Of course, any glee I might feel due to the win or the work of Prior is overshadowed by the fate of poor Chad Fox. It's not as if his eventual injury was unexpected in general - one doesn't compile a health history like he has without being a veritable ticking time bomb of affliction - but it's one thing to hear or read about it, and quite another to see it happen in front of you.
There was no doubt from the moment he came off the mound that he was hurt, and badly at that. But as horrible as I felt when Nomar went down, I feel so much worse for Fox. True, he's a less important part of the team - I think if the Cubs put Mike Wuertz in the closer role they'll actually be better off - but he's also not a star, not an icon, and if the injury turns out to be severe enough, maybe not even a ballplayer anymore.

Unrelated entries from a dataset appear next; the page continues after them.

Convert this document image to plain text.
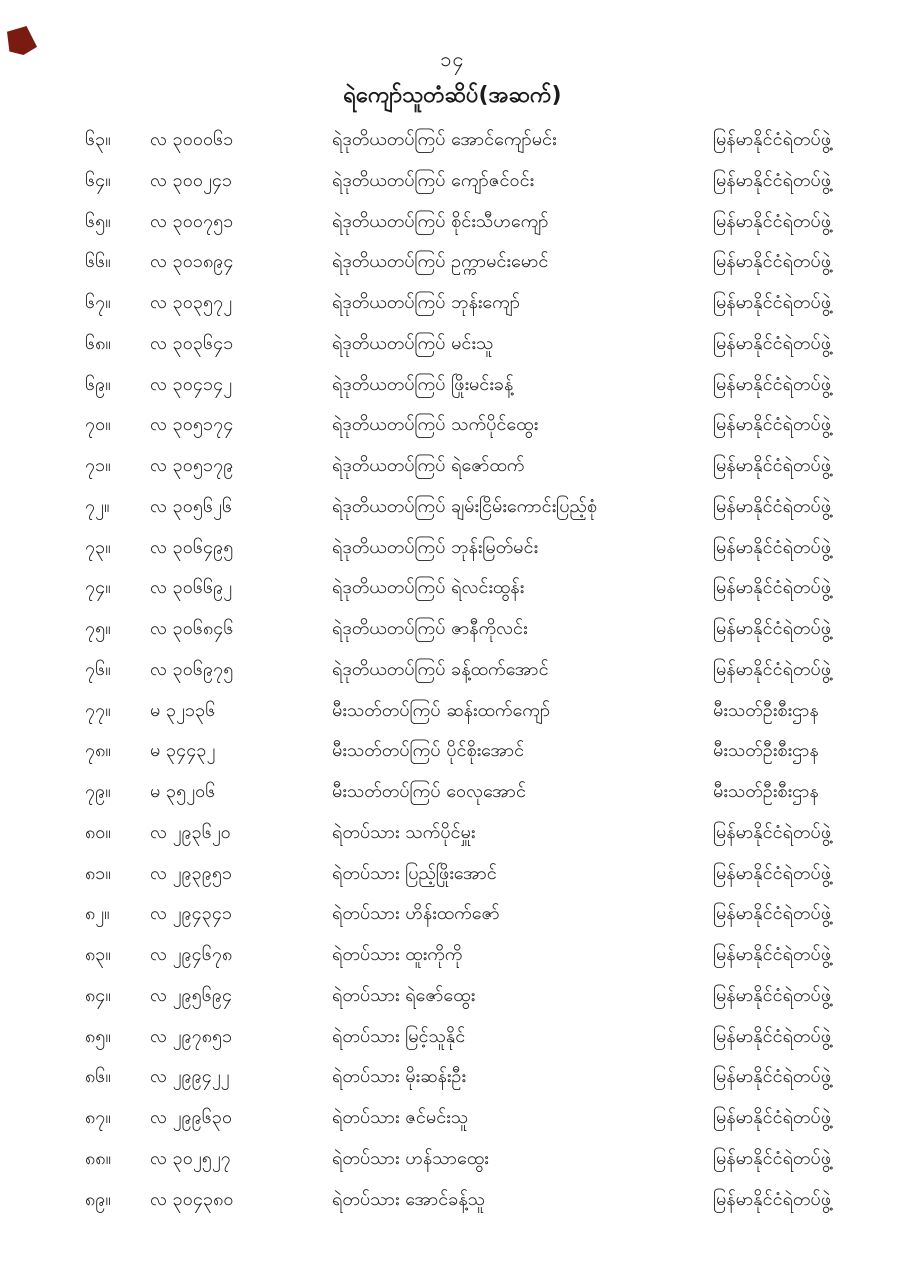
၁၄
ရဲကျော်သူတံဆိပ်(အဆက်)
၆၃။	လ ၃၀၀၀၆၁	ရဲဒုတိယတပ်ကြပ် အောင်ကျော်မင်း	မြန်မာနိုင်ငံရဲတပ်ဖွဲ့
၆၄။	လ ၃၀၀၂၄၁	ရဲဒုတိယတပ်ကြပ် ကျော်ဇင်ဝင်း	မြန်မာနိုင်ငံရဲတပ်ဖွဲ့
၆၅။	လ ၃၀၀၇၅၁	ရဲဒုတိယတပ်ကြပ် စိုင်းသီဟကျော်	မြန်မာနိုင်ငံရဲတပ်ဖွဲ့
၆၆။	လ ၃၀၁၈၉၄	ရဲဒုတိယတပ်ကြပ် ဥက္ကာမင်းမောင်	မြန်မာနိုင်ငံရဲတပ်ဖွဲ့
၆၇။	လ ၃၀၃၅၇၂	ရဲဒုတိယတပ်ကြပ် ဘုန်းကျော်	မြန်မာနိုင်ငံရဲတပ်ဖွဲ့
၆၈။	လ ၃၀၃၆၄၁	ရဲဒုတိယတပ်ကြပ် မင်းသူ	မြန်မာနိုင်ငံရဲတပ်ဖွဲ့
၆၉။	လ ၃၀၄၁၄၂	ရဲဒုတိယတပ်ကြပ် ဖြိုးမင်းခန့်	မြန်မာနိုင်ငံရဲတပ်ဖွဲ့
၇၀။	လ ၃၀၅၁၇၄	ရဲဒုတိယတပ်ကြပ် သက်ပိုင်ထွေး	မြန်မာနိုင်ငံရဲတပ်ဖွဲ့
၇၁။	လ ၃၀၅၁၇၉	ရဲဒုတိယတပ်ကြပ် ရဲဇော်ထက်	မြန်မာနိုင်ငံရဲတပ်ဖွဲ့
၇၂။	လ ၃၀၅၆၂၆	ရဲဒုတိယတပ်ကြပ် ချမ်းငြိမ်းကောင်းပြည့်စုံ	မြန်မာနိုင်ငံရဲတပ်ဖွဲ့
၇၃။	လ ၃၀၆၄၉၅	ရဲဒုတိယတပ်ကြပ် ဘုန်းမြတ်မင်း	မြန်မာနိုင်ငံရဲတပ်ဖွဲ့
၇၄။	လ ၃၀၆၆၉၂	ရဲဒုတိယတပ်ကြပ် ရဲလင်းထွန်း	မြန်မာနိုင်ငံရဲတပ်ဖွဲ့
၇၅။	လ ၃၀၆၈၄၆	ရဲဒုတိယတပ်ကြပ် ဇာနီကိုလင်း	မြန်မာနိုင်ငံရဲတပ်ဖွဲ့
၇၆။	လ ၃၀၆၉၇၅	ရဲဒုတိယတပ်ကြပ် ခန့်ထက်အောင်	မြန်မာနိုင်ငံရဲတပ်ဖွဲ့
၇၇။	မ ၃၂၁၃၆	မီးသတ်တပ်ကြပ် ဆန်းထက်ကျော်	မီးသတ်ဦးစီးဌာန
၇၈။	မ ၃၄၄၃၂	မီးသတ်တပ်ကြပ် ပိုင်စိုးအောင်	မီးသတ်ဦးစီးဌာန
၇၉။	မ ၃၅၂၀၆	မီးသတ်တပ်ကြပ် ဝေလုအောင်	မီးသတ်ဦးစီးဌာန
၈၀။	လ ၂၉၃၆၂၀	ရဲတပ်သား သက်ပိုင်မှူး	မြန်မာနိုင်ငံရဲတပ်ဖွဲ့
၈၁။	လ ၂၉၃၉၅၁	ရဲတပ်သား ပြည့်ဖြိုးအောင်	မြန်မာနိုင်ငံရဲတပ်ဖွဲ့
၈၂။	လ ၂၉၄၃၄၁	ရဲတပ်သား ဟိန်းထက်ဇော်	မြန်မာနိုင်ငံရဲတပ်ဖွဲ့
၈၃။	လ ၂၉၄၆၇၈	ရဲတပ်သား ထူးကိုကို	မြန်မာနိုင်ငံရဲတပ်ဖွဲ့
၈၄။	လ ၂၉၅၆၉၄	ရဲတပ်သား ရဲဇော်ထွေး	မြန်မာနိုင်ငံရဲတပ်ဖွဲ့
၈၅။	လ ၂၉၇၈၅၁	ရဲတပ်သား မြင့်သူနိုင်	မြန်မာနိုင်ငံရဲတပ်ဖွဲ့
၈၆။	လ ၂၉၉၄၂၂	ရဲတပ်သား မိုးဆန်းဦး	မြန်မာနိုင်ငံရဲတပ်ဖွဲ့
၈၇။	လ ၂၉၉၆၃၀	ရဲတပ်သား ဇင်မင်းသူ	မြန်မာနိုင်ငံရဲတပ်ဖွဲ့
၈၈။	လ ၃၀၂၅၂၇	ရဲတပ်သား ဟန်သာထွေး	မြန်မာနိုင်ငံရဲတပ်ဖွဲ့
၈၉။	လ ၃၀၄၃၈၀	ရဲတပ်သား အောင်ခန့်သူ	မြန်မာနိုင်ငံရဲတပ်ဖွဲ့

In a way, I hope this is the end for Fox, not because I wish him ill, but because he's already been through so much, worked so hard to continue to play this game only to have his body betray him at every turn, that I fear one more trip down that road could break the poor guy's heart, and mine besides.

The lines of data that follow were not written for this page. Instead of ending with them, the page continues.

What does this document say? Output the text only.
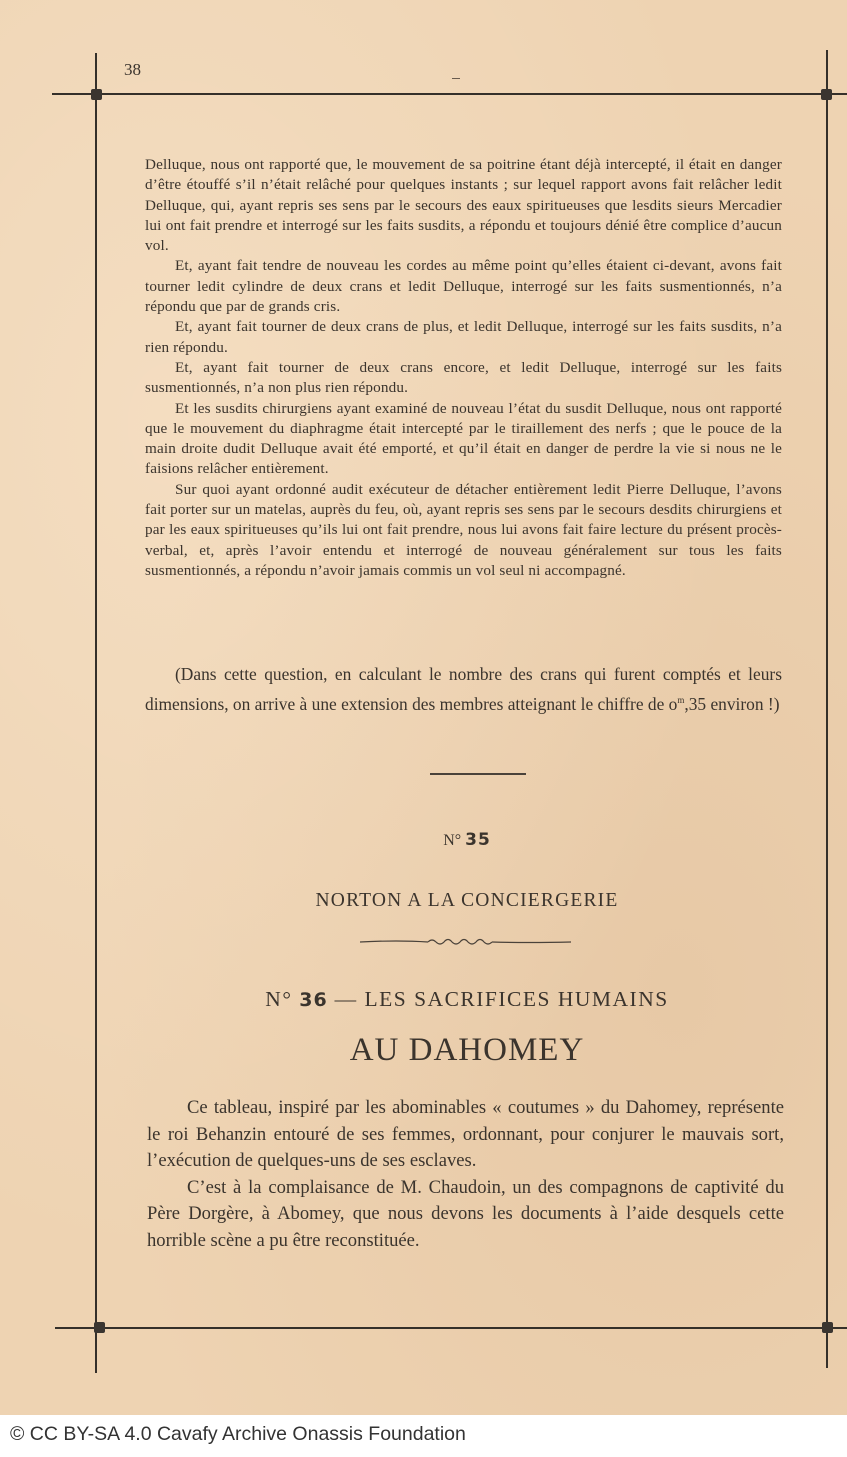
38

Delluque, nous ont rapporté que, le mouvement de sa poitrine étant déjà intercepté, il était en danger d’être étouffé s’il n’était relâché pour quelques instants ; sur lequel rapport avons fait relâcher ledit Delluque, qui, ayant repris ses sens par le secours des eaux spiritueuses que lesdits sieurs Mercadier lui ont fait prendre et interrogé sur les faits susdits, a répondu et toujours dénié être complice d’aucun vol.

Et, ayant fait tendre de nouveau les cordes au même point qu’elles étaient ci-devant, avons fait tourner ledit cylindre de deux crans et ledit Delluque, interrogé sur les faits susmentionnés, n’a répondu que par de grands cris.

Et, ayant fait tourner de deux crans de plus, et ledit Delluque, interrogé sur les faits susdits, n’a rien répondu.

Et, ayant fait tourner de deux crans encore, et ledit Delluque, interrogé sur les faits susmentionnés, n’a non plus rien répondu.

Et les susdits chirurgiens ayant examiné de nouveau l’état du susdit Delluque, nous ont rapporté que le mouvement du diaphragme était intercepté par le tiraillement des nerfs ; que le pouce de la main droite dudit Delluque avait été emporté, et qu’il était en danger de perdre la vie si nous ne le faisions relâcher entièrement.

Sur quoi ayant ordonné audit exécuteur de détacher entièrement ledit Pierre Delluque, l’avons fait porter sur un matelas, auprès du feu, où, ayant repris ses sens par le secours desdits chirurgiens et par les eaux spiritueuses qu’ils lui ont fait prendre, nous lui avons fait faire lecture du présent procès-verbal, et, après l’avoir entendu et interrogé de nouveau généralement sur tous les faits susmentionnés, a répondu n’avoir jamais commis un vol seul ni accompagné.

(Dans cette question, en calculant le nombre des crans qui furent comptés et leurs dimensions, on arrive à une extension des membres atteignant le chiffre de $o^m,35$ environ !)
N° 35
NORTON A LA CONCIERGERIE
N° 36 — LES SACRIFICES HUMAINS
AU DAHOMEY

Ce tableau, inspiré par les abominables « coutumes » du Dahomey, représente le roi Behanzin entouré de ses femmes, ordonnant, pour conjurer le mauvais sort, l’exécution de quelques-uns de ses esclaves.

C’est à la complaisance de M. Chaudoin, un des compagnons de captivité du Père Dorgère, à Abomey, que nous devons les documents à l’aide desquels cette horrible scène a pu être reconstituée.

© CC BY-SA 4.0 Cavafy Archive Onassis Foundation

He wasn't a Cub for long, but as far as I'm concerned he's one of us now, and as a member of this large, extended family I just hope that whatever happens, however he decides to handle this latest setback, that he's able to find comfort and peace.
On a lighter note, the vision of Neifi! and Jose Macias on the bench talking hitting during the fifth would ordinarily be cause for some sort of deeply snarky comment; perhaps a metaphor about the blind men gleefully leading each other toward a deadly precipice, or how such a conversation is reminiscent of similar talks hypothetically had by the likes of FDR and Louis Howe over the proper approach to a penalty kick.

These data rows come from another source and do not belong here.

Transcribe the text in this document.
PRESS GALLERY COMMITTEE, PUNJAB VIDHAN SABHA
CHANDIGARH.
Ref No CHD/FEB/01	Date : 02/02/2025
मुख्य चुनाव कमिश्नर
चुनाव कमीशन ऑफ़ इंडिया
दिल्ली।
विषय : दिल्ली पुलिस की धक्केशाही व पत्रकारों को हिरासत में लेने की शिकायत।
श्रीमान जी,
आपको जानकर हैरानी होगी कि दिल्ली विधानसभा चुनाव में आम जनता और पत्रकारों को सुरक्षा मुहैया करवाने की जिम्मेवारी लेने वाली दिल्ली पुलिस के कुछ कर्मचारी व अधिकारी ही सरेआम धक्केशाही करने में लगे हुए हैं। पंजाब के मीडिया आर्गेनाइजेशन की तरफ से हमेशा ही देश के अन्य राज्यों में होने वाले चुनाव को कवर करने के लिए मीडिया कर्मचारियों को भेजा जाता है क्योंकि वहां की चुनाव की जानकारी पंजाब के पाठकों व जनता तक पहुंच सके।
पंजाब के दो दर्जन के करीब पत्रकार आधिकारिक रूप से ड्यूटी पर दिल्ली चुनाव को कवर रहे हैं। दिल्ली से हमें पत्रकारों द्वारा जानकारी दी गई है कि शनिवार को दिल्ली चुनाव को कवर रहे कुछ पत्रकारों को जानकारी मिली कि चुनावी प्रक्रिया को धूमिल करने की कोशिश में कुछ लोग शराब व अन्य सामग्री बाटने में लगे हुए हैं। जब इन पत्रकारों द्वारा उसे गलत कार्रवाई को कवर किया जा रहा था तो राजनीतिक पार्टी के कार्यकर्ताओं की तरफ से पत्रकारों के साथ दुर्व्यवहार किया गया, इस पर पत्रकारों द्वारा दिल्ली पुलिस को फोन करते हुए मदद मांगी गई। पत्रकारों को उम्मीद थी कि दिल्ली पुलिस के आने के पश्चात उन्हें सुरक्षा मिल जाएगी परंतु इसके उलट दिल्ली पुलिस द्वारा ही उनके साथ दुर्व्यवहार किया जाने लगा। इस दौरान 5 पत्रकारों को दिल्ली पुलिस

But how can one seriously say such things when confronted by this: The Cubs scored 10 runs on a night with the wind howling out, and the team's only homer was had by....Neifi! It's come to the point where I'm strongly considering forswearing showers lest I encounter a naked Bobby Ewing.
Aramis Ramirez looks like a desperate man at the plate, like every pitched ball is food and he hasn't eaten for weeks. As was mentioned during the broadcast, Aramis is feeling the effects of his success, as pitchers are no longer willing to challenge him in any situation, preferring to either put him on or have him swing at their pitch.
I think Aramis understands this, but it's critical that he starts to apply this understanding to his approach at the dish. He's anxious right now, maybe even trying to justify the big deal he just signed, but he needs to relax and let the pitchers come to him, and if they don't, simply take his base and let his teammates do the work. After all, they'll have to do it anyway if he's sitting on the bench after making an out, so why not let them do it with him standing at first?
I know I'm bad for thinking this, and even worse for sharing, but I have to find out if I'm all alone in my sickness:
Last night, after having mentioned his bout with stomach flu during the broadcast, Corey Patterson pinch hit for Mark Prior, and try as I might, all I could think of were the possibilities for humorous yet disgusting gastrointestinal episodes.
I won't share the details of my imaginings - they are foul - but thankfully none came to pass and Corey struck out sans incident. Here's to Mr. Patterson's full recovery, if for no other reason, to save me from myself.
Game two of the series tonight, and Carlos Zambrano has a chance to put the Cubs two games over .500 for the first time this season against the taterific, Eric Milton. If the wind's blowing out like it was last night, we may be in for a show.